Time complexity to know if an edge exists between two vertices of an incidence matrix? I have a directed graph say $G$, having $E$ edges and $V$ vertices, I want to know if between two particular vertices say $u$ and $v$ there exists an edge or not. The graph is represented as an incidence matrix.
I am checking for every edge if it is the one that exists between $u$ and $v$. In the worst case there wont be any edge between the vertices, hence the complexity comes out to be $O(E)$. I have 2 questions. 
Is there a faster way to check?
Is there anyway to make the complexity $O(V)$?
 A: If you are going to check edge existence only few times, why care about the time complexity? If you are going to check it regularly, why don't use some better data structure (adjacency matrix, as already mentioned).
But even with an incidence matrix, you can probably do better then O(E) and still call it an incidence matrix :).
Given an incidence matrix with row for each vertex and column for each edge, most of the elements of the matrix will be zeroes (there will be at most V nonzero elements on each row). That's called sparse matrix and it can be stored in the memory in some space efficient way, which also allows "skipping" long sequences of zeroes in constant time.

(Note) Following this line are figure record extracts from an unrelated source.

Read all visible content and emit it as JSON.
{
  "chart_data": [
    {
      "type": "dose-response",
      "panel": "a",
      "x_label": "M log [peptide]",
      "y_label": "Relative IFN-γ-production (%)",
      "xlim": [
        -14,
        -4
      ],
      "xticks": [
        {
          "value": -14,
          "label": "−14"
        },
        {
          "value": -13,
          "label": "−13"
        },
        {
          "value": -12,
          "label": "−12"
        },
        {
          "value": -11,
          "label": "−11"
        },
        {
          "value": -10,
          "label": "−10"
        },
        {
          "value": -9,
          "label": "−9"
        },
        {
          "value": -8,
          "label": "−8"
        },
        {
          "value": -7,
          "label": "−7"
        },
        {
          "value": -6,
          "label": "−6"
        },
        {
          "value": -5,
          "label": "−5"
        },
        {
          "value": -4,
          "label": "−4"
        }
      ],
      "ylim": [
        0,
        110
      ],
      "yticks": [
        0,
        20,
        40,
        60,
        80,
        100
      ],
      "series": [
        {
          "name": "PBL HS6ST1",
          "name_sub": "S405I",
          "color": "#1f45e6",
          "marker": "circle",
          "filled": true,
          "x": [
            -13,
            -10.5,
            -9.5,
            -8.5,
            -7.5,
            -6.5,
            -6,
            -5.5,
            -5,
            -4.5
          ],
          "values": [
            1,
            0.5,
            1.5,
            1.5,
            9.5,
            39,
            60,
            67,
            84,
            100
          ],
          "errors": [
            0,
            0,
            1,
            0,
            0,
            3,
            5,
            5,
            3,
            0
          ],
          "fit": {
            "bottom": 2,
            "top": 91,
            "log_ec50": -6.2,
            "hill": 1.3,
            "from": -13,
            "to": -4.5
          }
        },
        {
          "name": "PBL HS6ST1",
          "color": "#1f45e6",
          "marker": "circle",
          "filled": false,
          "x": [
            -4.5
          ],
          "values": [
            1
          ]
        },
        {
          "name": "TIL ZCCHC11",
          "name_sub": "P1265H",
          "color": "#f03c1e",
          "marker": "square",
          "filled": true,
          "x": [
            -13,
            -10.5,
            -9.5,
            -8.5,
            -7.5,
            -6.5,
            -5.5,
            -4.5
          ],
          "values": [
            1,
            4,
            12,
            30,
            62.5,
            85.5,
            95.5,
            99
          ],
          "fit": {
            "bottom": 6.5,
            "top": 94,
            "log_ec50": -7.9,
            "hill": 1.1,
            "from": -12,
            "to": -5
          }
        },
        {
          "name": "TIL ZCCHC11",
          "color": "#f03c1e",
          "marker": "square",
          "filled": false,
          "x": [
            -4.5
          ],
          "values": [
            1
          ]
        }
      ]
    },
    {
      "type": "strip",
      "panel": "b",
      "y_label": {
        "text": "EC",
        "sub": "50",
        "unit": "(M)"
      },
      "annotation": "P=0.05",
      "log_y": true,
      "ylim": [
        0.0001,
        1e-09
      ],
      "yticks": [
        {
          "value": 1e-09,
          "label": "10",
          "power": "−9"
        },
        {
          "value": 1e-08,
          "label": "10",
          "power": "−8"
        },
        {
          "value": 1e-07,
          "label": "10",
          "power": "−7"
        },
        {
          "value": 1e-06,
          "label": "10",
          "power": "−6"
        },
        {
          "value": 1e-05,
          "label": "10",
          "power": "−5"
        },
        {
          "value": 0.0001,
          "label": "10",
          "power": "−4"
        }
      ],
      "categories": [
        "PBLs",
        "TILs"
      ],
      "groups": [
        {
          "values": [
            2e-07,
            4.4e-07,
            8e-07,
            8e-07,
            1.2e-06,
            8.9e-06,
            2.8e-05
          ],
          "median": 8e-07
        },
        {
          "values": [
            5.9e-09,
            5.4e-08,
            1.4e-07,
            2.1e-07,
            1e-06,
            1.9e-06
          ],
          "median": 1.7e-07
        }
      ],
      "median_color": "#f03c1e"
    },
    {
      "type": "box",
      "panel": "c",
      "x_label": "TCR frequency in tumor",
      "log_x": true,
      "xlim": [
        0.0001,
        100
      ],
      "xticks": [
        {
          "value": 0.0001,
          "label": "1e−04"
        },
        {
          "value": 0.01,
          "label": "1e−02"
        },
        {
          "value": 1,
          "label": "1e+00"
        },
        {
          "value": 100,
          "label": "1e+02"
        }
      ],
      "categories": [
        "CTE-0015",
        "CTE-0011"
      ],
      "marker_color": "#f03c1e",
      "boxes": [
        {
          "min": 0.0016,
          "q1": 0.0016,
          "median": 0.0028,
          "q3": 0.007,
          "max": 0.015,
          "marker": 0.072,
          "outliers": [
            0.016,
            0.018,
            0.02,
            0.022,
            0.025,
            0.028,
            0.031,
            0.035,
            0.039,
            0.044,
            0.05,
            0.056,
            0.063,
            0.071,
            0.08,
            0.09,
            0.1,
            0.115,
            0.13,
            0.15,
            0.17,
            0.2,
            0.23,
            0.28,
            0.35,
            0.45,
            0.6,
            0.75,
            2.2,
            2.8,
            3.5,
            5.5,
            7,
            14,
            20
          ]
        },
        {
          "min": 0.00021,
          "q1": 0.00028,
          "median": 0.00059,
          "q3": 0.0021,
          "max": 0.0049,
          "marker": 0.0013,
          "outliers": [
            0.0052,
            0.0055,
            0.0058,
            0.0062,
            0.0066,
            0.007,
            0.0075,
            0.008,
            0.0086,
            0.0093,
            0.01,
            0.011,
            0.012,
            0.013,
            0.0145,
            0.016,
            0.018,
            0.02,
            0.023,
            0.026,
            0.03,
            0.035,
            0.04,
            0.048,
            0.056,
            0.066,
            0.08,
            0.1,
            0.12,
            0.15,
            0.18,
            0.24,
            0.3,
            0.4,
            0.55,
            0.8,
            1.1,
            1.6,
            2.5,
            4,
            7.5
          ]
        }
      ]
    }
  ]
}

For example with simple list of lists representation, you have a list of pairs (columnindex, value) ordered by columnindex for each row, one pair for each nonzero element. In our case, just check rows u and v, whether they have an item with same columnindex. As they are both ordered and both have less then V items, it can be done in O(V).
Of course, it's a trade-off. Some other operations are less efficient if matrix is stored this way.